Sur la première tranche du programme (2018-2022), plus d’une douzaine de réunions des instances de gouvernances se sont tenues.
Sur la thématique de la concertation, le programme Jourdain est un objet intermédiaire de démonstration dont la période d’expérimentation (2022-2026) permettra d’investiguer les impacts sociologiques d’une telle solution et offrira les conditions d’une concertation pour préparer la solution REUT pérenne au-delà de 2026.
Le budget
Le budget
Les enjeux du démonstrateur Jourdain dépassent largement le territoire de l’ouest vendéen, et nécessitent un projet ambitieux, porté par une collectivité forte et prête à un investissement propre important, mais qui doit être accompagné sur l’ensemble de ses composantes, par des partenaires financiers, pour contribuer à faire de cette solution d’avenir une réalité sur le territoire français.
Le programme Jourdain s’entend comme un démonstrateur avec un ensemble d’installations de taille importante (unité d’affinage, canalisation de transfert, zone de transition végétalisée) et un ensemble de démarches d’études et programmes de recherche associés, destinés :
- avant la mise en service des installations :
à définir et dimensionner les infrastructures, réaliser les études préalables (dont : AMO, Moe, campagnes analytiques, dossiers réglementaires, mise en place et animation de la gouvernance…)
- après la mise en service des installations :
à assurer le fonctionnement de l’ensemble des étapes du démonstrateur, mener des travaux d’innovation et recherche sur certaines composantes du projet, mesurer les impacts de la réinjection des eaux sur le milieu, évaluer les impacts économiques et sociaux d’une telle solution innovante d’économie circulaire, …
Le montant global du programme Jourdain est estimé à environ 24,5 millions d’euros
sur une durée globale de 10 ans (2018-2027), dont :
- 3 M€ d’études préalables
- 14.5 M€ pour la construction des infrastructures (unité d’affinage, poste de pompage, canalisation de transfert et zone de transition végétalisée)
- 7 M€ pour le fonctionnement, les études, les démarches d’évaluation et programmes de recherche durant la phase de fonctionnement des installations pour un bilan final destiné à apporter les éléments nécessaires à une possible réplication de cette solution.

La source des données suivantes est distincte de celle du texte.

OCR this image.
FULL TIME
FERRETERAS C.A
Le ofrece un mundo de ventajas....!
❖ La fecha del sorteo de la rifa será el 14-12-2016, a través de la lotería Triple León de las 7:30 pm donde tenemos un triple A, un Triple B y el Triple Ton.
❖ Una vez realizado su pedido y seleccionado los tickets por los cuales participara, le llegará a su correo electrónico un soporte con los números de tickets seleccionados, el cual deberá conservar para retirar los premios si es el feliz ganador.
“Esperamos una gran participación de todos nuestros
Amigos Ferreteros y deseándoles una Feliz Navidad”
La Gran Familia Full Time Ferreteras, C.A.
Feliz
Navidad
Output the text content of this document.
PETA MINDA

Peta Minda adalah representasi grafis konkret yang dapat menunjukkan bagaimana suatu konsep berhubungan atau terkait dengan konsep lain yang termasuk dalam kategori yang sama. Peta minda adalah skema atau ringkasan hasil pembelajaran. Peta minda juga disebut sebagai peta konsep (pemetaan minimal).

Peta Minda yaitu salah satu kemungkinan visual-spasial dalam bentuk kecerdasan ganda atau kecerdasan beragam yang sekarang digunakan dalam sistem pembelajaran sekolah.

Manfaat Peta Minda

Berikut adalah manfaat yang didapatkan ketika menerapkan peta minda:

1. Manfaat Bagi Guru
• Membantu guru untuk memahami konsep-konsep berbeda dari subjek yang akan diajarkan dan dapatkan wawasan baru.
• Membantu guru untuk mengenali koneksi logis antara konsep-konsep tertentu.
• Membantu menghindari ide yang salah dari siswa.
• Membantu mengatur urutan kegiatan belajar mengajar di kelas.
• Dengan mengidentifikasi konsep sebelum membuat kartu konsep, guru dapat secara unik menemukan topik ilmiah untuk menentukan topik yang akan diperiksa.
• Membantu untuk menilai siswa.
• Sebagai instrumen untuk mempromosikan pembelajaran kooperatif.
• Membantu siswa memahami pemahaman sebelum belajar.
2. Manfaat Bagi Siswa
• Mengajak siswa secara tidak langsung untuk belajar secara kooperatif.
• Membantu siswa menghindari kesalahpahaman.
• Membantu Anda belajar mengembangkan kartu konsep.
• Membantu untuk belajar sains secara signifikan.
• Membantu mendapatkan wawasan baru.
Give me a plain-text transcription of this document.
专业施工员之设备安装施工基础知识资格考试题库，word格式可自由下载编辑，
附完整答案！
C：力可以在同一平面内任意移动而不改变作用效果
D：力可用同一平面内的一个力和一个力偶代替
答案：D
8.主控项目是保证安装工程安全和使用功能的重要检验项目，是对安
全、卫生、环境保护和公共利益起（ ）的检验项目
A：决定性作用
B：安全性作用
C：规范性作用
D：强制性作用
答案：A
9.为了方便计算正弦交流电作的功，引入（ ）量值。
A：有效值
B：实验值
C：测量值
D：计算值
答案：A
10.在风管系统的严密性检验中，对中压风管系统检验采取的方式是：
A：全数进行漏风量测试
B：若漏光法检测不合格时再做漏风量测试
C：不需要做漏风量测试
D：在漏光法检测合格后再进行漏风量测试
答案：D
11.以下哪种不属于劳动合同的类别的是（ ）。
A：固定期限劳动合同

1ere tranche du programme Jourdain : (2018-2021)
À mi-parcours, l’ensemble des actions engagées sur la période 2018-2022 représente un investissement cumulé de l’ordre de 9 M€.
La première tranche du programme a été co-financée à un niveau très satisfaisant grâce à l’engagement fort de plusieurs partenaires. Au premier rang desquels l’Agence de l’Eau Loire-Bretagne joue un rôle central dans le paysage français des financements, pour accompagner tout projet d’innovation dans le domaine de l’eau.
Cela représente un taux de co-financement de l’ordre de 67% sur la première moitié du programme, soit un auto-financement de la collectivité Vendée Eau de 33% (environ 3 M€).
Le marché de construction de l’unité d’affinage prévoit qu’une convention de recherche soit coportée par Vendée Eau et le groupement d’entreprises mené par Veolia pour mener des actions de R&D sur les technologies des filières de traitement. Cela représente un montant supplémentaire de l’ordre de 1,05 M€ investis au titre de l’expérimentation, supportés à 15% par Vendée Eau et à 85% par le groupe Veolia. Ce montant n’est pas intégré dans le budget global du programme Jourdain.
2e tranche du programme Jourdain : (2022-2027)
Au global, la deuxième tranche du programme Jourdain représente un investissement nécessaire de l’ordre de plus de 15 M€.
Sur ce montant, le taux d’auto-financement de Vendée Eau est de l’ordre de 9 M€ (59%) et les co-financements apportent un peu plus de 6 M€ (41%).
L’Agence de l’Eau Loire-Bretagne, la Région des Pays de la Loire, le Département de la Vendée, continuent leur appui fort à ce projet, en complément desquels, le Fonds National d’Aménagement et de Développement du Territoire (FNADT) vient également contribuer.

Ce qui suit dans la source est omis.